I’m still in a state of shocked depression, even after three days of receiving the news of Keith’s death.

He’s suffered from Parkinson's ever since I’ve known him and each succeeding year has seen a worsening of his condition, slight, but perceptible all the same. But to be honest, such has been the man’s resolve and determination to fish on, that I haven’t ever been properly aware of this and rather have somehow presumed that he was ultimately indestructible.
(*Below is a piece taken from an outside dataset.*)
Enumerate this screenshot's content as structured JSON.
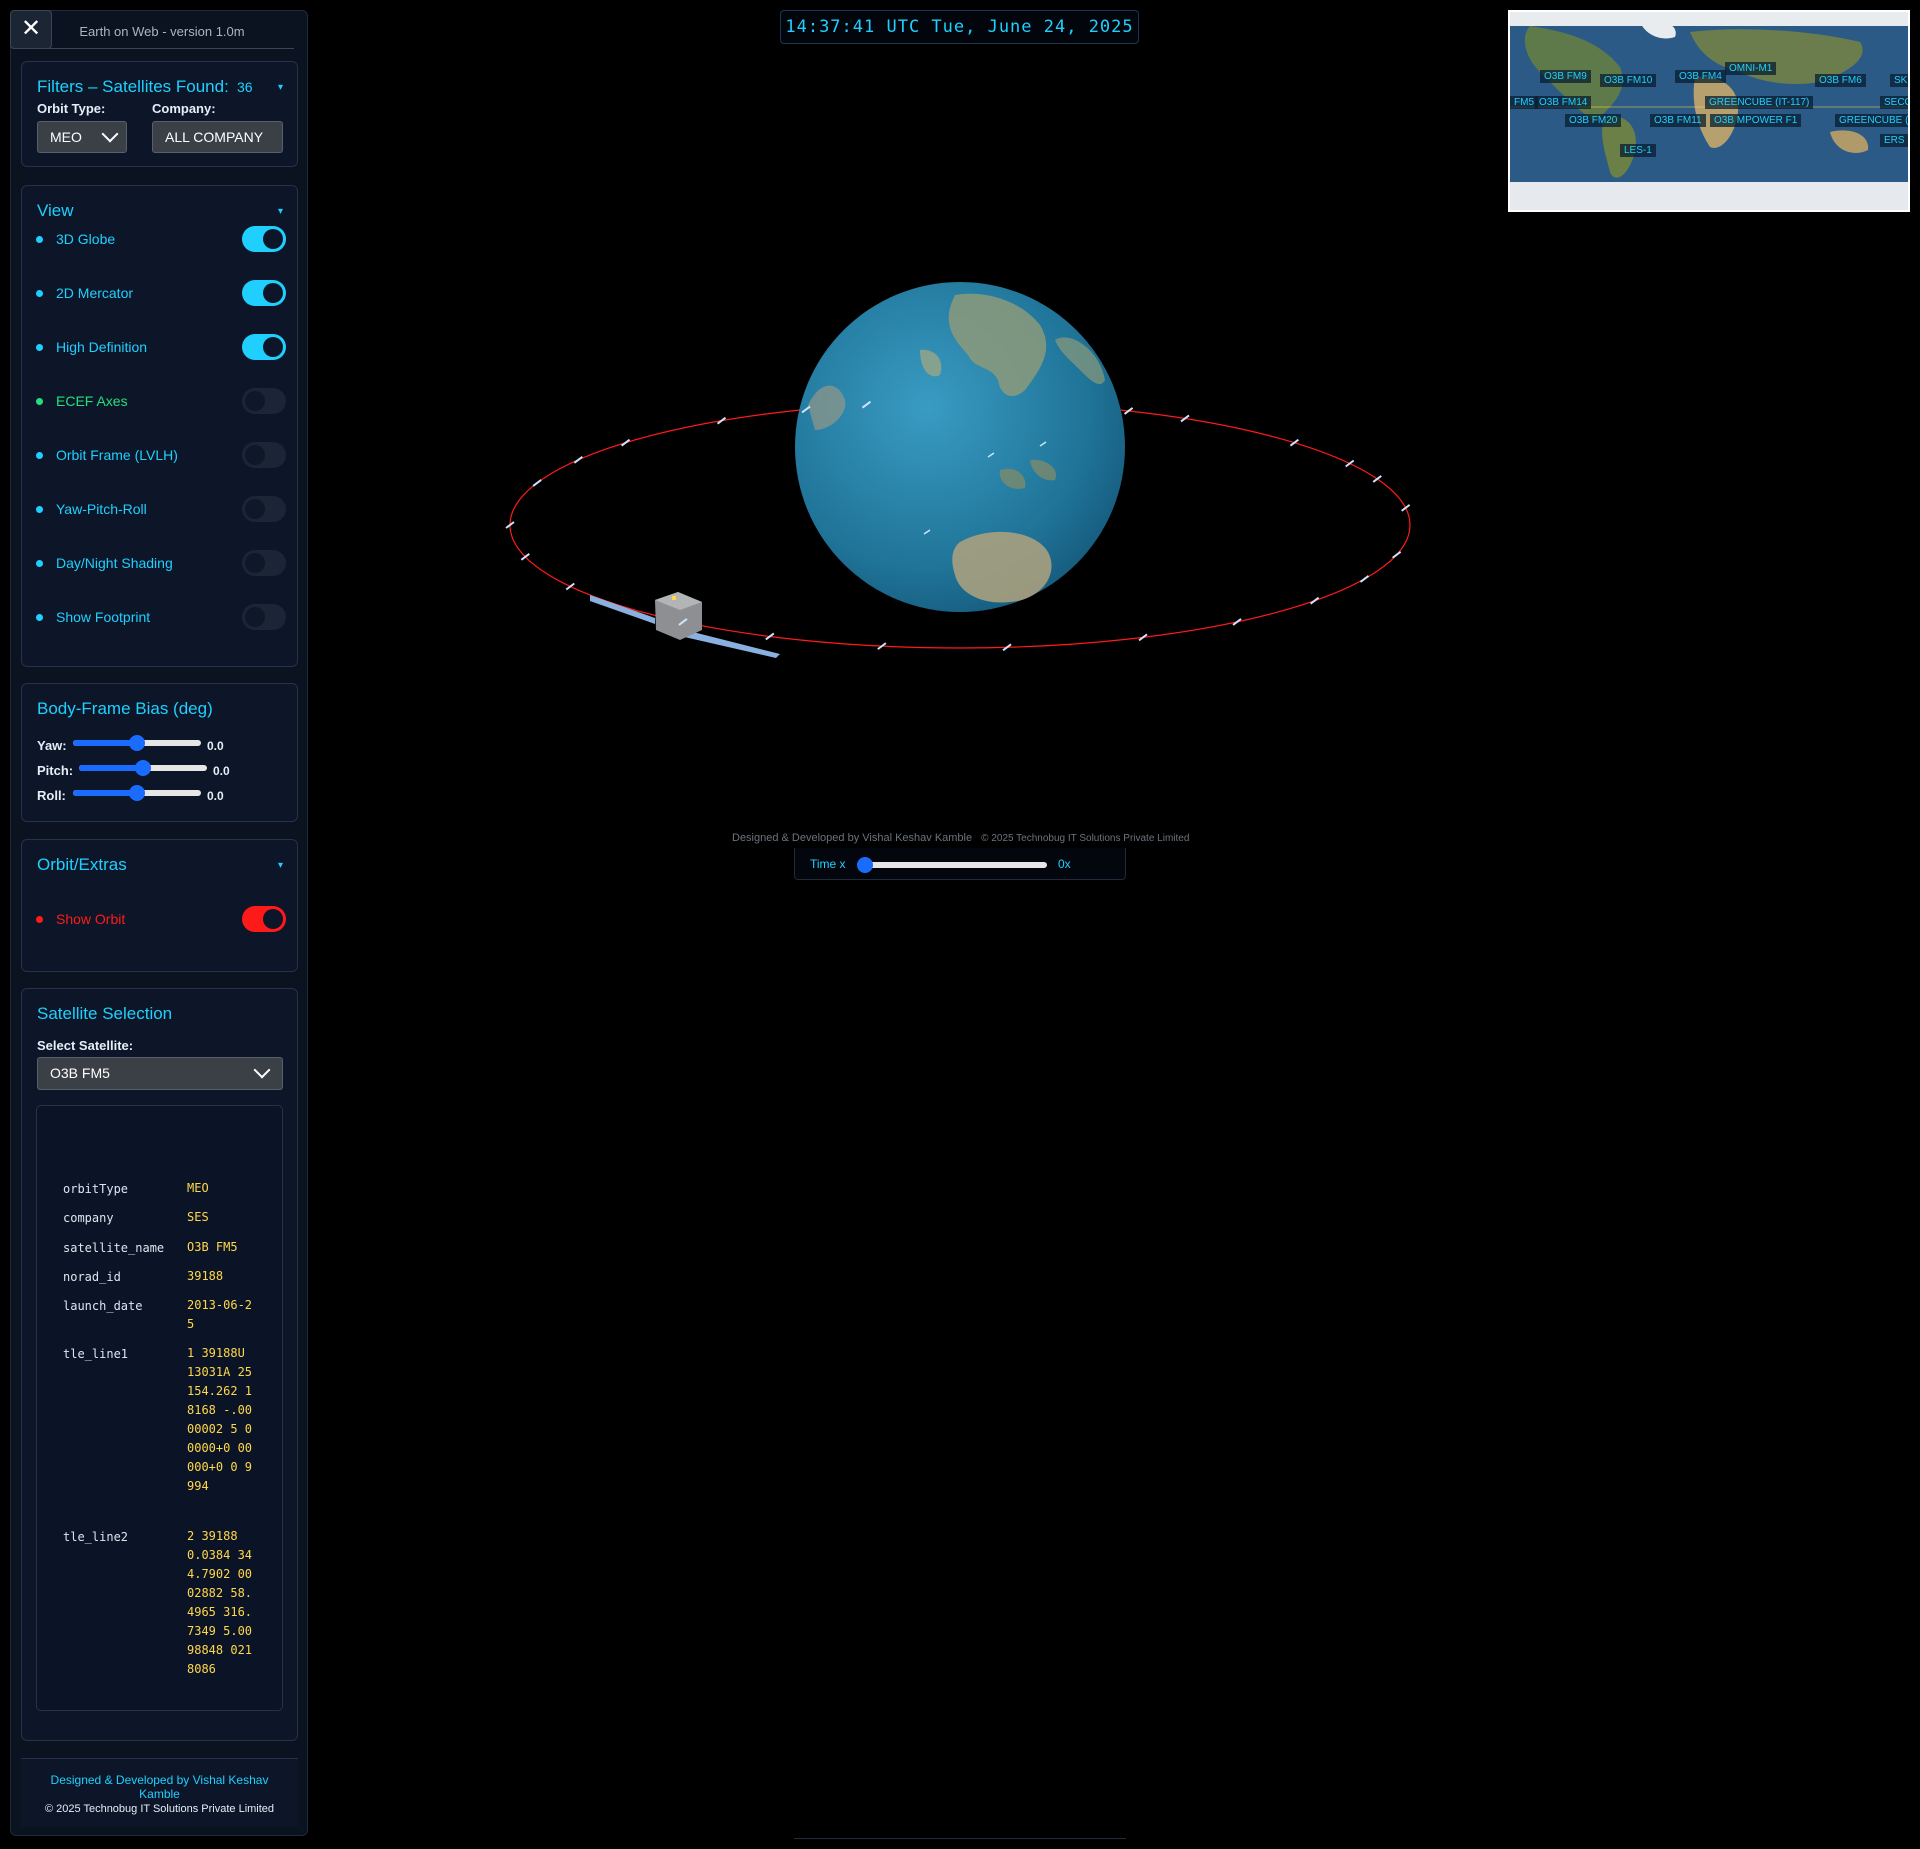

I’ve been guiding for exactly 30 years now and many friends (you can’t call them clients after you have shared the ups and downs of the riverbank) have passed on, to my deep regret and sadness. And it’s a sobering fact that funerals are accelerating in number as the century progresses, but none of my losses has compared to this one. For me, Keith, small, suffering and 70-something, personified exactly what makes an angler and every single session I enjoyed with him showed me why we go fishing at all.

Keith loved the Kingfisher Lake at Lyng. He’d arrive in the car park, smile as wide as the beaming sun, and we’d figure out how to get him to Island, Treasure Island as it was to him. Sometimes his smashing son Robin and I would half carry, half heave him the quarter of a mile there. If Darren, the wonderful custodian of the place, were around, we’d lever him into the mule and drive him around, his frail little body bouncing as the antique vehicle negotiated the ruts.

Once we even strapped him onto a carper’s barrow and pushed him around, sitting atop a bivvy and bucket of boilies. For Keith, it didn’t matter how he got there as long as he did, as long as he could get to the tench heaven he’d been dreaming of the winter long.

There’d almost always be a bit of a kerfuffle once we’d unloaded him. Keith had been an angler of considerable ability and Parkinson's hadn’t dented his pride one jot. For a long while, he tried with tears of frustration to set up for himself and it was only little by little that he trusted Robin, initially, and then me to do the job for him.

Eastern Daily Press: Keith, Enoka - and a tench, of course!Keith, Enoka - and a tench, of course! (Image: John Bailey)

As the years rolled by, we settled into a routine that seemed to suit. I’d cast the heavy feeders out 50 yards or so. Robin would hit a take and hustle the tench over the weed covered bars, Keith would then man the rod for the last crucial 20 yards and if Enoka were present, she’d net the fish. It was a team effort that kept us all engaged and amused and the days passed in sun-drenched and tench-filled contentment. Looking back now, I realise that contentment only half conveys how precious those times were, how irreplaceable.

Let’s not get too carried away here, though. The sun didn’t always shine. The tench didn’t always bite. Heaven help Robin if he reeled in a tench bigger than any of Keith’s. There were tackle disasters and fish that dropped off. There were heart-stopping times when Keith fell into nettle beds - or even just fell in. And pain was never far away, kept just at bay by pills and injections delivered at the swim. Keith got tired. He got grumpy. He got hot and then freezingly cold. But never once did he give in. Never once did we not have to drag him to that barrow and lash him on for the return journey. Never once did he say that he wasn’t yearning for the next day, the next trip. Never once was his spirit dented, his soul quashed. Wet, bedraggled, sore and aching, he was always up for it in a way I’ve rarely seen in the fittest of fisher folk.

So, yes, there are a score of reasons why this is the hardest column I have ever had to write and now that I am accepting the pain of loss a little, I am reflecting on this. It strikes me that with Keith’s passing, we have lost a true angler. I don’t mean a good angler or an angler who enjoys a day on the lake. I’m trying to say that Keith was a through and through angler, a man who had to fish, a man who had fishing stamped right down to his core. Keith was Mr Fishing and he was one of a breed that is, I fear, disappearing fast.

I’ll be devastated if I don’t fish with Robin at least once a year on into the future. We’ll have fun, have a natter and keep Keith’s memory alive in the only way he would have wanted. But for Robin I know these sessions will be nice, nostalgic, not full of the burning need that inspired his dad. In losing Keith, we have lost another angler who knows what fishing is truly, utterly about. Keith, dear old friend, you really are irreplaceable.